At stake is a plan to divvy up the EU spending budget from 2014 to 2020. So far the EU’s executive commission has proposed a ceiling of just over $1.3 trillion, which would amount to a small increase.

Meanwhile, EU President Herman Van Rompuy is already seeking the cooperation of spending-shy countries like Britain by offering more than $100 billion short of that mark.

“With less money, we cannot do the same as before,” Mr. Van Rompuy wrote in the invitation letter he sent to the 27 EU leaders on Tuesday.

His proposals would effectively cut the budget by up to $30 billion, compared with the 2007-13 period.

Britain, ever the halfhearted EU member, wants to cut even deeper if possible, arguing that its beleaguered taxpayers should not have to shoulder the rest of Europe’s woes.

“If there isn’t a deal that is good for Britain, if there isn’t a deal that is available, then there won’t be a deal,” said British Prime Minister David Cameron.

Leaders from Copenhagen up north to Madrid and Rome down south are already threatening vetoes for often opposing reasons, and the EU has said the summit might go three days and three nights.

“Budget negotiations have always been very intense,” Ms. Dheret said in an interview. “The problem is that the climate of the negotiations has changed because of austerity.”

Officials are warning of the consequences of failing to approve a budget.

“Let there be no mistake: the absence of an agreement would be harmful for all of us,” Mr. Van Rompuy wrote Tuesday.

Already the Germans are hinting that foot-dragging may be the least harmful solution.

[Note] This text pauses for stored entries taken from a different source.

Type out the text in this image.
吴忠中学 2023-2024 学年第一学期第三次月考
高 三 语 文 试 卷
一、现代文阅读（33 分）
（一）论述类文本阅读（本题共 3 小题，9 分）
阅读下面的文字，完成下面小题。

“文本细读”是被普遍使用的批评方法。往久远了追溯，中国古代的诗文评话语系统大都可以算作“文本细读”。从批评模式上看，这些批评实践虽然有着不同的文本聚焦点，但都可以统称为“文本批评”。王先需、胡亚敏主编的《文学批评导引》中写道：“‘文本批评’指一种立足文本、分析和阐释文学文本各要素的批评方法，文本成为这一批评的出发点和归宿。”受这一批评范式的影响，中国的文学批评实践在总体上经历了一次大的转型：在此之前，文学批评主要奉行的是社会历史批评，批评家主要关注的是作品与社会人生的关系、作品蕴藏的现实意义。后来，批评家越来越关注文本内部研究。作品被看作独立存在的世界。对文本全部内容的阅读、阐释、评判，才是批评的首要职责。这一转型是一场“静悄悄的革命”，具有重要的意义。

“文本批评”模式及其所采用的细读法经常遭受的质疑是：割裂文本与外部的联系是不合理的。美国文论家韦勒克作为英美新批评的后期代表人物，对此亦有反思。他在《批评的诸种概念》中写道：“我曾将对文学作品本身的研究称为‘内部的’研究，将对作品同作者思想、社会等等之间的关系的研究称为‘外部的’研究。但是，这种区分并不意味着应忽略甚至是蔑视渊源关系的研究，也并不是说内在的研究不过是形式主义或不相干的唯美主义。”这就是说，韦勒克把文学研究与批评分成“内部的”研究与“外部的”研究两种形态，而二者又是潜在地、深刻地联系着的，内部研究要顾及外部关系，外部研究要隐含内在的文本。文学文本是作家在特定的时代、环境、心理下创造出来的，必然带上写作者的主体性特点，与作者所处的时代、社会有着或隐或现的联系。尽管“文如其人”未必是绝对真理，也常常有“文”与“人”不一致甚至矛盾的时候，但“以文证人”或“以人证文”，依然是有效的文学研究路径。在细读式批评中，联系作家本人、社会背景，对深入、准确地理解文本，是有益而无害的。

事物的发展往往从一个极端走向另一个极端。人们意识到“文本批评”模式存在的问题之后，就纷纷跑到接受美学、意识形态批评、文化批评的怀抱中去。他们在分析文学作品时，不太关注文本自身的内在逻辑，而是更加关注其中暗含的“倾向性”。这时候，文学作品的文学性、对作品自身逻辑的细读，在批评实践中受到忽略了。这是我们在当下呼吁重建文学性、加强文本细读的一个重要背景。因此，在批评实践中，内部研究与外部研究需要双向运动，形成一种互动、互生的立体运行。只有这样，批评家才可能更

“If necessary, we will have to meet again at the beginning of next year,” German Chancellor Angela Merkel told her parliament on Wednesday.

If there is no deal up to 2014, there would be a rollover of the 2013 budget plus a 2 percent increase accounting for inflation.

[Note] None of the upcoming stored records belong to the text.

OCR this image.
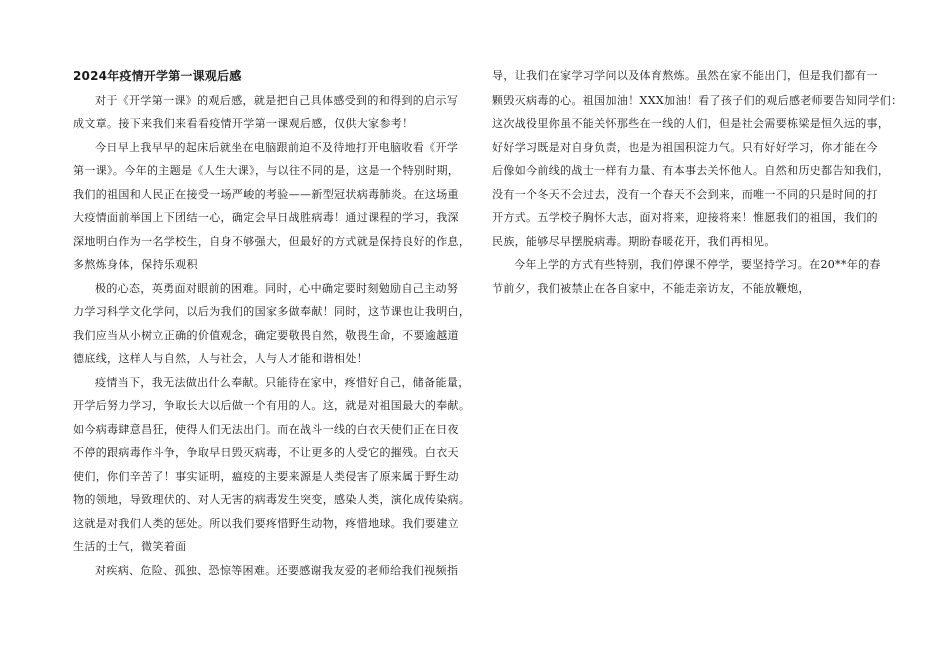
2024年疫情开学第一课观后感
对于《开学第一课》的观后感，就是把自己具体感受到的和得到的启示写
成文章。接下来我们来看看疫情开学第一课观后感，仅供大家参考！
今日早上我早早的起床后就坐在电脑跟前迫不及待地打开电脑收看《开学
第一课》。今年的主题是《人生大课》，与以往不同的是，这是一个特别时期，
我们的祖国和人民正在接受一场严峻的考验——新型冠状病毒肺炎。在这场重
大疫情面前举国上下团结一心，确定会早日战胜病毒！通过课程的学习，我深
深地明白作为一名学校生，自身不够强大，但最好的方式就是保持良好的作息，
多熬炼身体，保持乐观积
极的心态，英勇面对眼前的困难。同时，心中确定要时刻勉励自己主动努
力学习科学文化学问，以后为我们的国家多做奉献！同时，这节课也让我明白，
我们应当从小树立正确的价值观念，确定要敬畏自然，敬畏生命，不要逾越道
德底线，这样人与自然，人与社会，人与人才能和谐相处！
疫情当下，我无法做出什么奉献。只能待在家中，疼惜好自己，储备能量，
开学后努力学习，争取长大以后做一个有用的人。这，就是对祖国最大的奉献。
如今病毒肆意昌狂，使得人们无法出门。而在战斗一线的白衣天使们正在日夜
不停的跟病毒作斗争，争取早日毁灭病毒，不让更多的人受它的摧残。白衣天
使们，你们辛苦了！事实证明，瘟疫的主要来源是人类侵害了原来属于野生动
物的领地，导致理伏的、对人无害的病毒发生突变，感染人类，演化成传染病。
这就是对我们人类的惩处。所以我们要疼惜野生动物，疼惜地球。我们要建立
生活的士气，微笑着面
对疾病、危险、孤独、恐惊等困难。还要感谢我友爱的老师给我们视频指
导，让我们在家学习学问以及体育熬炼。虽然在家不能出门，但是我们都有一
颗毁灭病毒的心。祖国加油！XXX加油！看了孩子们的观后感老师要告知同学们：
这次战役里你虽不能关怀那些在一线的人们，但是社会需要栋梁是恒久远的事，
好好学习既是对自身负责，也是为祖国积淀力气。只有好好学习，你才能在今
后像如今前线的战士一样有力量、有本事去关怀他人。自然和历史都告知我们，
没有一个冬天不会过去，没有一个春天不会到来，而唯一不同的只是时间的打
开方式。五学校子胸怀大志，面对将来，迎接将来！惟愿我们的祖国，我们的
民族，能够尽早摆脱病毒。期盼春暖花开，我们再相见。
今年上学的方式有些特别，我们停课不停学，要坚持学习。在20**年的春
节前夕，我们被禁止在各自家中，不能走亲访友，不能放鞭炮，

At the heart of the budget fight are the conflicting vantage points of rich EU countries and poor.

Wealthy nations such as Germany, Britain, Sweden and the Netherlands are becoming increasingly tired of bailing out countries such as Greece and Spain, which feasted on EU development funds before collapsing under piles of debt.

At the same time, up to 15 poorer nations are exhorting them to continue funding projects to close the wealth gap between the mostly northern and western nations and the southern and eastern members.

The European Commission, the EU’s executive, backs more spending, arguing that cross-border initiatives on everything from science to pipelines will help to create the economic growth and jobs that the bloc of a half-billion people needs.

Hundreds of EU Commission staff gathered outside EU headquarters on Wednesday to protest possible cuts, and trade unions called for a half-day strike to boost their demands.

Mr. Cameron has made cuts among EU staff, which are derisively called Eurocrats in Britain, a key part of his demands.